Although the analogy of a pipe sounds more like physics, psychology also works upon universal principles of energy and matter. Anger is the inevitable result of following and being attached to the fulfillment of our own desires and wants. Often these wants may even be for a good cause (or at least seem like it) — yet even so, desire and its inevitable angry enforcement is always a destructive way of approaching life. We may win the argument, but the ensuing effects on our relationships and life path can be devastating.
It is hard to see the love, understanding, wisdom, learning, and opportunities we missed out on when we are totally driven toward and set upon our own wants at any one time. This is why detachment and removing desire is one of the most prevalent themes of the world’s great spiritual teachings on achieving inner peace and happiness. Even the desire for spiritual things can bring anger and frustration when these desires aren’t met.
“If you try to grab hold of the world and do what you want with it, you won’t succeed. The world is a vessel for spirit, and it wasn’t made to be manipulated. Tamper with it and you’ll spoil it. Hold it, and you’ll lose it.” — Lao-Tzu, Tao Te Ching.
Taking Part Without Taking Hold
So next time anger arises, it’s a chance to look inside and see what attachment and desire is really behind it, and like this we can get to know ourselves better and what it really is that drives our actions and therefore our whole life’s path.
If we can detach from events, this could bring about a radically different approach to living. As remarked upon by sages throughout history, the great flow of life and creation is a great mystery: can we take part in it, without trying to take hold? Can we do our duty, without wishing for anything more than what is already eternally present and immaterial? When we get angry, we make the great mistake of looking outside for our fulfillment, instead of in consciousness — the source of real peace and the spiritual we each have within that is not dependent upon external events going our way.

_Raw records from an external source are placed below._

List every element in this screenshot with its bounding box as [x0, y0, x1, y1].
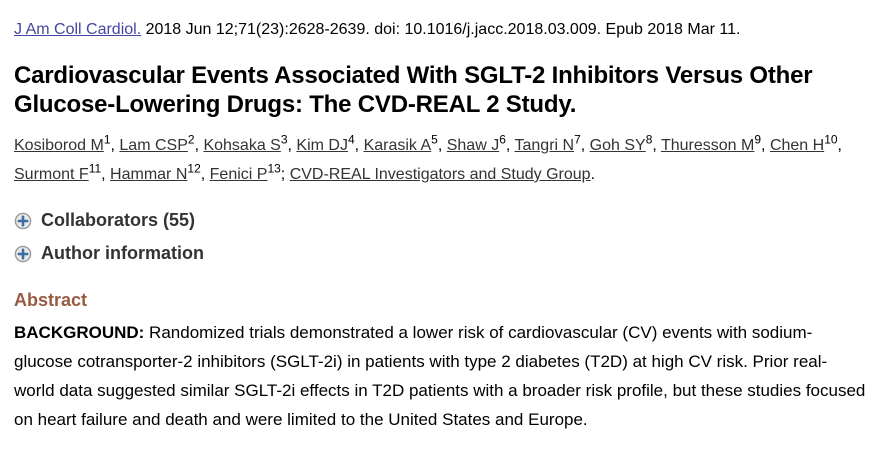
author-affiliation-number: 5 [431, 132, 438, 147]
abstract-heading: Abstract [14, 290, 88, 310]
author-affiliation-number: 3 [280, 132, 288, 147]
author-link[interactable]: Lam CSP [119, 137, 188, 154]
author-separator: , [354, 137, 364, 154]
author-separator: , [652, 137, 661, 154]
abstract-background-paragraph: BACKGROUND: Randomized trials demonstrat… [14, 318, 866, 434]
author-affiliation-number: 2 [187, 132, 195, 147]
author-link[interactable]: Kim DJ [296, 137, 348, 154]
background-text: Randomized trials demonstrated a lower r… [14, 323, 866, 429]
author-affiliation-number: 11 [88, 161, 102, 176]
author-link[interactable]: Shaw J [446, 137, 500, 154]
article-page: J Am Coll Cardiol. 2018 Jun 12;71(23):26… [14, 20, 866, 434]
author-link[interactable]: Kohsaka S [203, 137, 281, 154]
author-information-label: Author information [41, 243, 204, 263]
author-separator: , [837, 137, 842, 154]
author-separator: , [437, 137, 447, 154]
journal-link[interactable]: J Am Coll Cardiol. [14, 21, 142, 38]
author-affiliation-number: 7 [574, 132, 581, 147]
author-affiliation-number: 12 [187, 161, 201, 176]
author-separator: , [200, 166, 210, 183]
study-group-link[interactable]: CVD-REAL Investigators and Study Group [289, 166, 591, 183]
author-link[interactable]: Tangri N [514, 137, 575, 154]
citation-details: 2018 Jun 12;71(23):2628-2639. doi: 10.10… [141, 21, 741, 38]
citation-line: J Am Coll Cardiol. 2018 Jun 12;71(23):26… [14, 20, 866, 39]
authors-terminator: . [590, 166, 596, 183]
group-separator: ; [280, 166, 290, 183]
author-affiliation-number: 6 [499, 132, 506, 147]
author-link[interactable]: Surmont F [14, 166, 89, 183]
author-separator: , [761, 137, 770, 154]
author-list: Kosiborod M1, Lam CSP2, Kohsaka S3, Kim … [14, 131, 866, 189]
author-separator: , [505, 137, 515, 154]
background-label: BACKGROUND: [14, 323, 145, 342]
author-information-expander[interactable]: Author information [14, 243, 866, 264]
author-link[interactable]: Chen H [769, 137, 825, 154]
author-affiliation-number: 1 [103, 132, 111, 147]
author-separator: , [194, 137, 204, 154]
collaborators-label: Collaborators (55) [41, 210, 196, 230]
collaborators-expander[interactable]: Collaborators (55) [14, 210, 866, 231]
author-link[interactable]: Hammar N [110, 166, 188, 183]
author-affiliation-number: 8 [645, 132, 653, 147]
expand-plus-icon [14, 212, 32, 230]
author-separator: , [580, 137, 590, 154]
expand-plus-icon [14, 245, 32, 263]
author-affiliation-number: 13 [267, 161, 281, 176]
author-separator: , [101, 166, 111, 183]
author-separator: , [110, 137, 120, 154]
author-affiliation-number: 4 [347, 132, 355, 147]
author-affiliation-number: 10 [824, 132, 838, 147]
author-link[interactable]: Karasik A [363, 137, 432, 154]
article-title: Cardiovascular Events Associated With SG… [14, 62, 813, 118]
author-separator: , [287, 137, 297, 154]
author-link[interactable]: Fenici P [209, 166, 268, 183]
author-link[interactable]: Thuresson M [660, 137, 755, 154]
author-link[interactable]: Goh SY [589, 137, 646, 154]
author-affiliation-number: 9 [754, 132, 762, 147]
author-link[interactable]: Kosiborod M [14, 137, 104, 154]
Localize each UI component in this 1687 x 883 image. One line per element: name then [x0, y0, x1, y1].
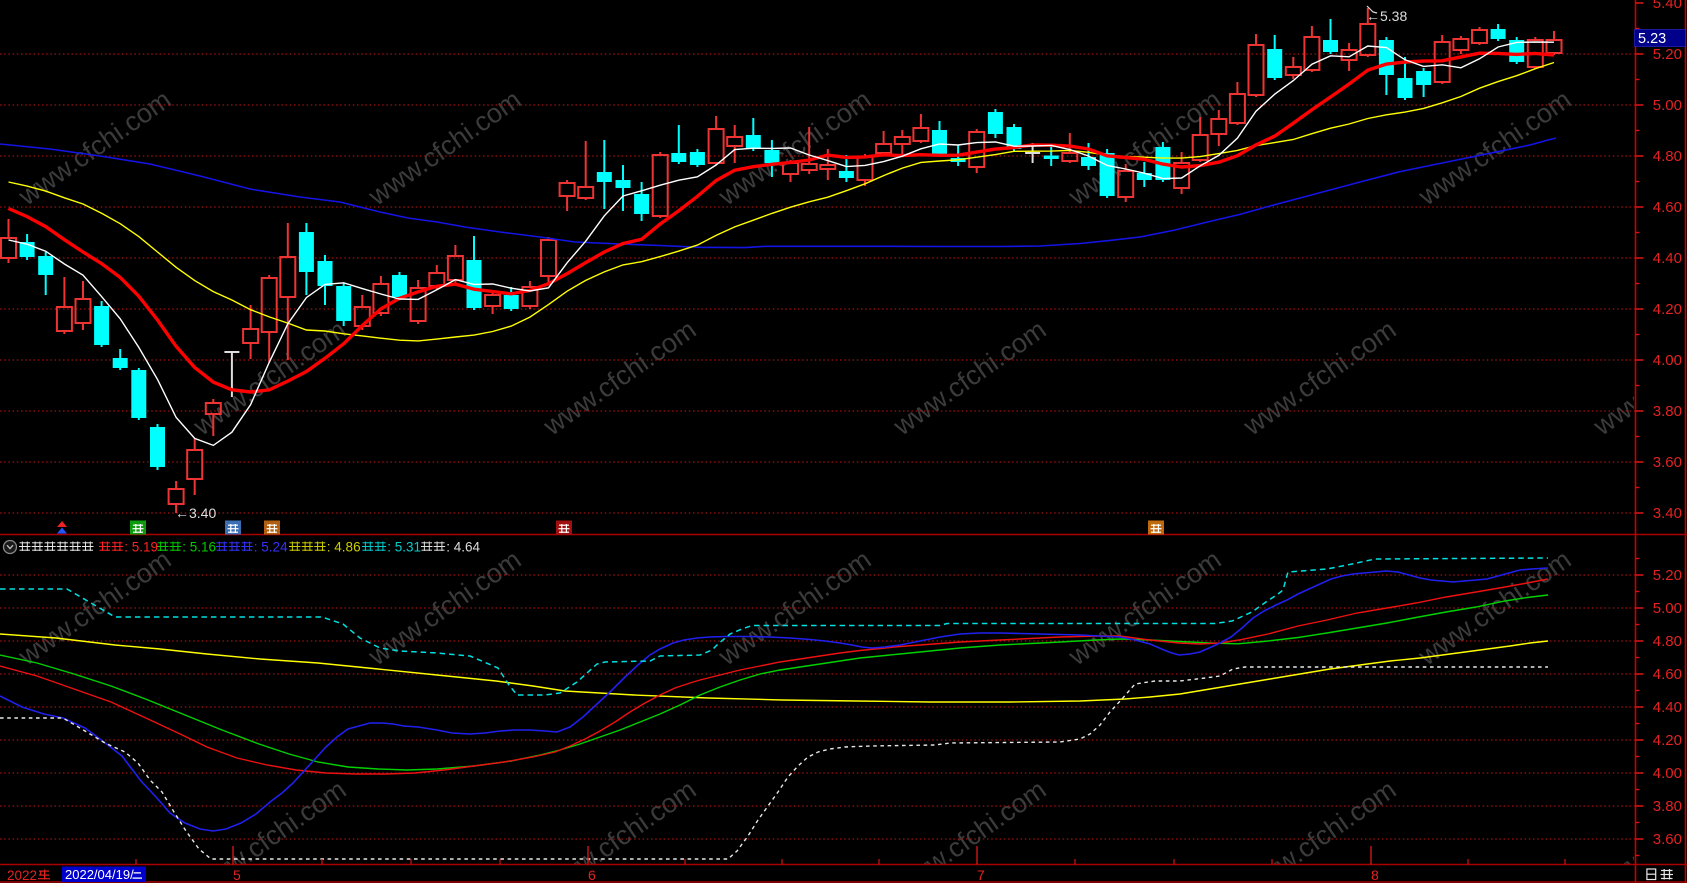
svg-text:2022/04/19/: 2022/04/19/: [65, 867, 134, 882]
svg-text:5.23: 5.23: [1638, 31, 1666, 47]
svg-text:5.20: 5.20: [1653, 46, 1682, 63]
svg-text:2022: 2022: [7, 868, 37, 883]
svg-text:4.60: 4.60: [1653, 199, 1682, 216]
svg-text:3.80: 3.80: [1653, 403, 1682, 420]
svg-text:3.80: 3.80: [1653, 798, 1682, 815]
svg-text:5.00: 5.00: [1653, 600, 1682, 617]
svg-text:: 5.24: : 5.24: [254, 540, 288, 555]
svg-text:4.80: 4.80: [1653, 148, 1682, 165]
svg-text:: 5.16: : 5.16: [182, 540, 216, 555]
svg-text:5: 5: [233, 867, 241, 883]
svg-text:5.00: 5.00: [1653, 97, 1682, 114]
svg-text:4.20: 4.20: [1653, 732, 1682, 749]
svg-text:4.80: 4.80: [1653, 633, 1682, 650]
svg-text:4.40: 4.40: [1653, 250, 1682, 267]
svg-text:4.20: 4.20: [1653, 301, 1682, 318]
svg-text:3.40: 3.40: [1653, 505, 1682, 522]
svg-text:: 4.86: : 4.86: [327, 540, 361, 555]
svg-text:7: 7: [977, 867, 985, 883]
svg-text:5.40: 5.40: [1653, 0, 1682, 12]
svg-text:3.60: 3.60: [1653, 454, 1682, 471]
svg-text:: 5.19: : 5.19: [124, 540, 158, 555]
svg-text:4.00: 4.00: [1653, 765, 1682, 782]
svg-text:3.60: 3.60: [1653, 831, 1682, 848]
svg-text:←3.40: ←3.40: [175, 505, 216, 521]
svg-text:6: 6: [588, 867, 596, 883]
svg-text:: 5.31: : 5.31: [387, 540, 421, 555]
svg-text:4.60: 4.60: [1653, 666, 1682, 683]
svg-text:8: 8: [1371, 867, 1379, 883]
svg-text:: 4.64: : 4.64: [446, 540, 480, 555]
svg-text:4.00: 4.00: [1653, 352, 1682, 369]
svg-text:←5.38: ←5.38: [1366, 8, 1407, 24]
svg-text:5.20: 5.20: [1653, 567, 1682, 584]
svg-text:4.40: 4.40: [1653, 699, 1682, 716]
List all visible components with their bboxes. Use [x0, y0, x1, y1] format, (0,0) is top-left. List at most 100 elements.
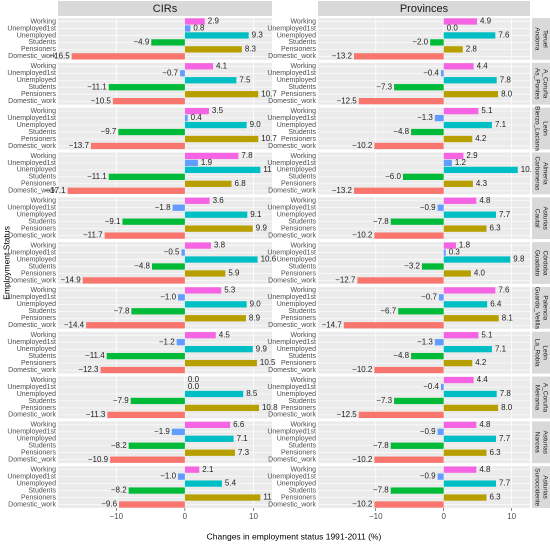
value-label: −11.1 [87, 172, 107, 181]
row-label: León [541, 345, 548, 360]
category-label: Pensioners [281, 181, 317, 188]
bar [443, 197, 477, 204]
bar [437, 473, 444, 480]
value-label: 1.8 [459, 241, 471, 250]
category-label: Students [28, 39, 56, 46]
bar [411, 128, 444, 136]
value-label: 0.0 [188, 382, 200, 391]
row-label: Guardo_Velilla [533, 287, 540, 330]
category-label: Pensioners [21, 225, 57, 232]
category-label: Working [290, 153, 316, 160]
panel-background [58, 376, 272, 419]
value-label: 9.9 [256, 344, 268, 353]
bar [437, 428, 444, 435]
bar [443, 301, 488, 308]
bar [438, 294, 444, 301]
bar [106, 352, 185, 360]
category-label: Students [28, 129, 56, 136]
category-label: Pensioners [281, 270, 317, 277]
category-label: Working [290, 198, 316, 205]
category-label: Students [288, 219, 316, 226]
x-tick-label: 0 [183, 512, 188, 521]
row-label: As_Pontes [533, 68, 540, 100]
value-label: −12.5 [337, 96, 358, 105]
bar [443, 421, 477, 428]
value-label: 7.7 [499, 434, 511, 443]
category-label: Students [288, 84, 316, 91]
value-label: −1.8 [155, 203, 171, 212]
bar [354, 53, 444, 60]
category-label: Working [290, 108, 316, 115]
category-label: Domestic_work [268, 412, 316, 419]
bar [184, 197, 210, 204]
panel-background [58, 18, 272, 60]
value-label: 0.4 [191, 113, 203, 122]
category-label: Unemployed1st [267, 473, 316, 480]
category-label: Domestic_work [8, 501, 56, 508]
category-label: Working [30, 422, 56, 429]
bar [443, 256, 511, 263]
category-label: Domestic_work [268, 457, 316, 464]
bar [130, 397, 185, 405]
value-label: 6.8 [235, 179, 247, 188]
value-label: 5.3 [224, 286, 236, 295]
bar [443, 46, 463, 53]
bar [443, 270, 471, 277]
value-label: 7.8 [241, 151, 253, 160]
value-label: 4.2 [475, 358, 487, 367]
bar [443, 225, 487, 232]
value-label: −2.0 [412, 38, 428, 47]
bar [151, 263, 185, 270]
bar [184, 91, 259, 98]
value-label: 10.5 [260, 358, 276, 367]
value-label: 0.0 [447, 24, 459, 33]
value-label: −7.3 [376, 396, 392, 405]
bar [184, 390, 244, 398]
category-label: Unemployed [277, 301, 316, 308]
category-label: Working [290, 422, 316, 429]
row-label: Asturias [541, 431, 548, 455]
category-label: Pensioners [281, 315, 317, 322]
bar [443, 315, 499, 322]
category-label: Students [288, 353, 316, 360]
category-label: Unemployed [277, 32, 316, 39]
category-label: Students [28, 219, 56, 226]
category-label: Unemployed1st [267, 429, 316, 436]
value-label: 8.3 [245, 44, 257, 53]
bar [100, 366, 185, 374]
bar [443, 18, 477, 25]
bar [394, 397, 444, 405]
bar [357, 277, 444, 284]
value-label: −10.2 [352, 231, 373, 240]
bar [184, 211, 248, 218]
bar [184, 494, 261, 501]
category-label: Students [288, 129, 316, 136]
value-label: 5.9 [228, 269, 240, 278]
category-label: Students [288, 398, 316, 405]
category-label: Unemployed [17, 301, 56, 308]
panel-background [318, 107, 530, 150]
bar [184, 287, 222, 294]
value-label: −1.2 [159, 337, 175, 346]
panel-background [58, 197, 272, 240]
category-label: Working [30, 377, 56, 384]
category-label: Unemployed1st [7, 115, 56, 122]
value-label: −3.2 [404, 262, 420, 271]
category-label: Domestic_work [8, 277, 56, 284]
bar [390, 218, 444, 225]
category-label: Domestic_work [268, 232, 316, 239]
row-label: Cautal [533, 209, 540, 228]
category-label: Unemployed1st [267, 160, 316, 167]
category-label: Unemployed1st [7, 384, 56, 391]
value-label: −0.9 [420, 203, 436, 212]
bar [443, 390, 497, 398]
value-label: 8.0 [501, 403, 513, 412]
category-label: Working [290, 467, 316, 474]
bar [110, 456, 185, 463]
category-label: Pensioners [21, 136, 57, 143]
value-label: −6.7 [380, 306, 396, 315]
category-label: Pensioners [21, 181, 57, 188]
row-label: Narcea [533, 432, 540, 453]
category-label: Domestic_work [8, 143, 56, 150]
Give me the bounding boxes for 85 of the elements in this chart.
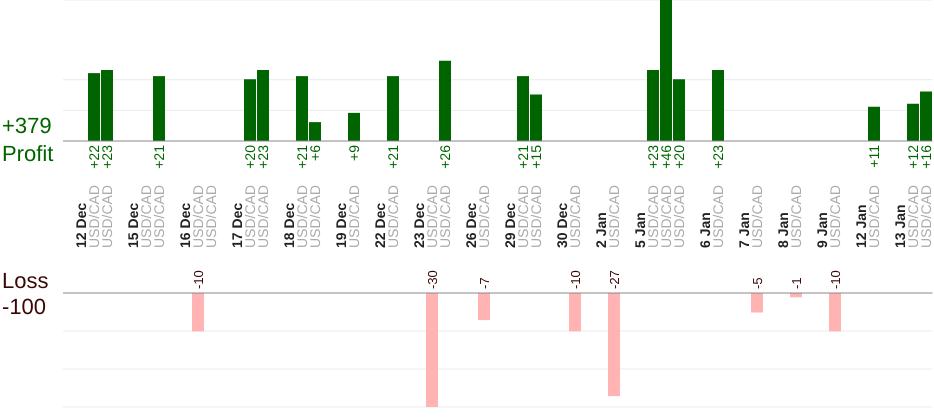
x-tick-label: USD/CAD	[528, 184, 544, 248]
data-label: +21	[515, 144, 531, 169]
data-label: +12	[905, 144, 921, 169]
bar	[868, 106, 880, 141]
bar	[439, 60, 451, 141]
x-tick-label: USD/CAD	[424, 184, 440, 248]
x-tick-label: 6 Jan	[697, 212, 713, 248]
data-label: +16	[918, 144, 934, 169]
data-label: -10	[568, 270, 583, 289]
x-tick-label: USD/CAD	[606, 184, 622, 248]
x-tick-label: USD/CAD	[255, 184, 271, 248]
data-label: -5	[750, 277, 765, 289]
x-tick-label: 30 Dec	[554, 202, 570, 248]
x-tick-label: 2 Jan	[593, 212, 609, 248]
x-tick-label: 17 Dec	[229, 202, 245, 248]
x-tick-label: 5 Jan	[632, 212, 648, 248]
x-tick-label: 18 Dec	[281, 202, 297, 248]
x-tick-label: USD/CAD	[515, 184, 531, 248]
x-tick-label: 22 Dec	[372, 202, 388, 248]
data-label: +23	[99, 144, 115, 169]
data-label: +20	[242, 144, 258, 169]
data-label: +22	[86, 144, 102, 169]
data-label: +23	[255, 144, 271, 169]
text: +379	[2, 113, 52, 139]
x-tick-label: USD/CAD	[905, 184, 921, 248]
x-tick-label: USD/CAD	[658, 184, 674, 248]
x-tick-label: 23 Dec	[411, 202, 427, 248]
x-tick-label: USD/CAD	[346, 184, 362, 248]
x-tick-label: USD/CAD	[918, 184, 934, 248]
x-tick-label: 16 Dec	[177, 202, 193, 248]
data-label: -30	[425, 270, 440, 289]
text: Profit	[2, 141, 54, 167]
x-tick-label: USD/CAD	[242, 184, 258, 248]
x-tick-label: USD/CAD	[827, 184, 843, 248]
x-tick-label: USD/CAD	[710, 184, 726, 248]
data-label: +11	[866, 144, 882, 168]
x-tick-label: USD/CAD	[567, 184, 583, 248]
x-tick-label: 8 Jan	[775, 212, 791, 248]
data-label: +6	[307, 144, 323, 161]
bar	[387, 76, 399, 141]
data-label: +23	[710, 144, 726, 169]
x-tick-label: 15 Dec	[125, 202, 141, 248]
x-tick-label: 19 Dec	[333, 202, 349, 248]
x-tick-label: 12 Dec	[73, 202, 89, 248]
x-tick-label: USD/CAD	[99, 184, 115, 248]
data-label: +46	[658, 144, 674, 169]
data-label: -27	[607, 270, 622, 289]
x-tick-label: 7 Jan	[736, 212, 752, 248]
x-tick-label: 12 Jan	[853, 204, 869, 248]
bar	[153, 76, 165, 141]
data-label: +23	[645, 144, 661, 169]
x-tick-label: USD/CAD	[190, 184, 206, 248]
data-label: -10	[828, 270, 843, 289]
data-label: -1	[789, 277, 804, 289]
x-tick-label: USD/CAD	[138, 184, 154, 248]
x-tick-label: 9 Jan	[814, 212, 830, 248]
data-label: +21	[294, 144, 310, 169]
x-tick-label: USD/CAD	[866, 184, 882, 248]
x-tick-label: USD/CAD	[294, 184, 310, 248]
x-tick-label: 29 Dec	[502, 202, 518, 248]
text: Loss	[2, 268, 48, 294]
data-label: +9	[346, 144, 362, 161]
data-label: +26	[437, 144, 453, 169]
x-tick-label: USD/CAD	[86, 184, 102, 248]
x-tick-label: USD/CAD	[476, 184, 492, 248]
x-tick-label: USD/CAD	[645, 184, 661, 248]
x-tick-label: USD/CAD	[671, 184, 687, 248]
bar	[348, 112, 360, 141]
data-label: +15	[528, 144, 544, 169]
bar	[712, 70, 724, 141]
x-tick-label: 13 Jan	[892, 204, 908, 248]
data-label: +20	[671, 144, 687, 169]
data-label: -10	[191, 270, 206, 289]
x-tick-label: USD/CAD	[151, 184, 167, 248]
x-tick-label: USD/CAD	[749, 184, 765, 248]
x-tick-label: 26 Dec	[463, 202, 479, 248]
x-tick-label: USD/CAD	[203, 184, 219, 248]
data-label: -7	[477, 277, 492, 289]
x-tick-label: USD/CAD	[437, 184, 453, 248]
x-tick-label: USD/CAD	[385, 184, 401, 248]
x-tick-label: USD/CAD	[788, 184, 804, 248]
data-label: +21	[151, 144, 167, 169]
text: -100	[2, 294, 46, 320]
data-label: +21	[385, 144, 401, 169]
x-tick-label: USD/CAD	[307, 184, 323, 248]
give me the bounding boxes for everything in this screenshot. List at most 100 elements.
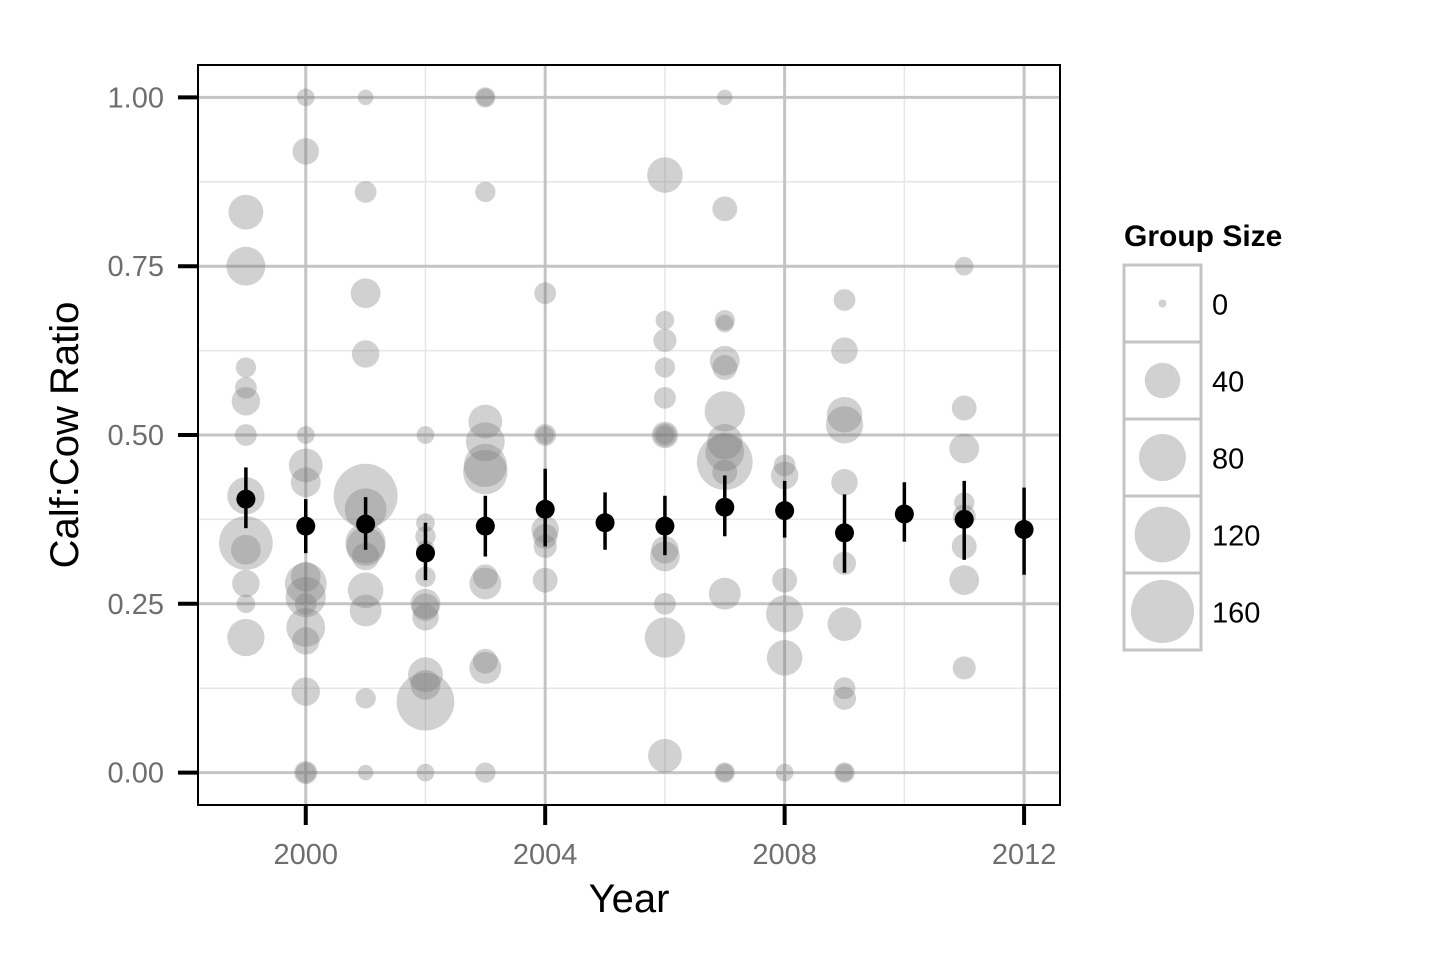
group-point [536,426,555,444]
group-point [712,196,738,222]
group-point [469,651,502,684]
group-point [766,640,803,676]
group-point [291,677,320,706]
group-point [351,340,380,368]
group-point [708,577,741,610]
group-point [465,422,505,462]
group-point [655,310,675,330]
legend-key-box [1122,417,1203,498]
group-point [475,181,496,203]
group-point [476,88,495,107]
x-axis-ticks: 2000 2004 2008 2012 [273,805,1056,871]
group-point [831,337,858,364]
legend-key-circle [1158,299,1167,308]
group-point [410,588,441,619]
group-point [227,618,265,657]
mean-point [595,513,615,533]
legend-key-box [1122,494,1203,575]
group-point [647,157,683,193]
group-point [775,763,794,782]
group-point [294,592,317,615]
group-point [644,617,686,658]
group-point [347,572,384,609]
group-points [219,87,980,785]
x-tick-label: 2008 [752,839,817,871]
x-tick-label: 2012 [992,839,1057,871]
group-point [773,454,796,477]
group-point [350,278,381,309]
group-point [949,565,980,596]
legend-key-label: 160 [1212,598,1260,630]
mean-point [835,523,854,543]
mean-point [894,504,914,524]
group-point [712,355,738,380]
mean-point [1014,520,1034,540]
group-point [234,376,257,399]
mean-point [415,543,435,563]
legend: Group Size 0 40 80 120 160 [1122,220,1282,652]
group-point [349,594,382,627]
group-point [714,762,735,783]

“The ego is a monkey catapulting through the jungle: Totally fascinated by the realm of the senses, it swings from one desire to the next, one conflict to the next, one self-centered idea to the next. If you threaten it, it actually fears for its life. Let this monkey go. Let the senses go. Let desires go. Let conflicts go. Let ideas go. Let the fiction of life and death go. Just remain in the center, watching. And then forget that you are there.” — Lao-Tzu, Hua Hu Ching.